Friday, 4 March 2011

#028 Witchery - Witchkrieg

I can't say I'd heard anything by Witchery until a friend lent me their "Witchkrieg" album, out of the blue. Despite a lack of reference to their other material, to which I have not heard, I shall attempt to review the album based solely on what I hear, and without comparison to earlier raisings-of-the-bar by the band. Looking at the cover art, I first assumed the style to be somewhat blackened, and I was surprised that when I put the CD on, what came from the headphones was distinctly and unrepentantly thrash.

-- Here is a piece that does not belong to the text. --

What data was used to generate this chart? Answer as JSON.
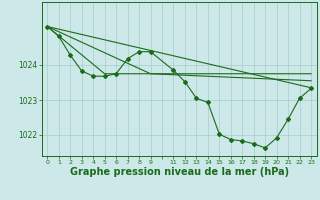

In "Witchkrieg", the band have certainly assembled an all star cast, with guest solos in half of the songs, including Kerry King in "Witchkrieg" and Gary Holt in "The Reaver". This adds a certain degree of unpredictability to the songs, with Kings solo taking me completely by surprise. Overall, the band seem to achieve a pleasingly technical, crunchy and catchy sound, which comes across as sounding like Slayer with a little groove thrown in for good measure, along with harsh death-metal like vocals which dominate most of the songs, which take them away from the realm of standard-issue thrash, and point the band to a more extreme sound.

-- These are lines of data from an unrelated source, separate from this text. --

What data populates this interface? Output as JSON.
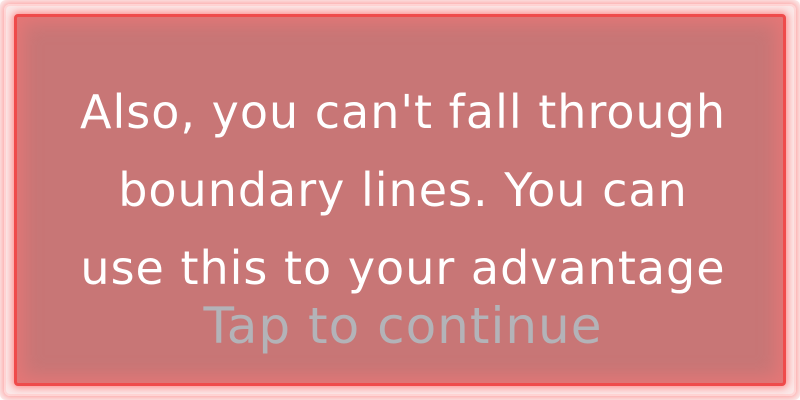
{
  "dialog": {
    "message": "Also, you can't fall through\nboundary lines. You can\nuse this to your advantage",
    "continue_label": "Tap to continue"
  },
  "colors": {
    "panel": "#c87676",
    "border": "#ef4b4b",
    "message_text": "#ffffff",
    "continue_text": "#b3b3b8"
  }
}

While not as fast as some thrash, with the exception of a few songs, the band seem to compensate with brutal riffs reminiscent of Testament's "The Gathering", and similar crunchy 90's releases, although in contrast, Witchery certainly aren't scared to use a few electronic effects now and again, sometimes to good effect, sometimes not, and the album has certainly been produced very heavily in places, although other parts much less so, giving a slightly uneven feel.

The production on this album, while tolerable, in some places lets it down a little. The drums, especially, sound quite heavily polished and almost irritatingly plastic, and some of the added effects to the songs feel a little bit pointless. Another criticism I have is the lack of soul within the music, which, although brutal, sounds quite dry and shallow, which is certainly desirable when in the right mood, but not all the time.

I give this album a steady 6/10. It's likable, and in places very good, but I wouldn't consider it essential.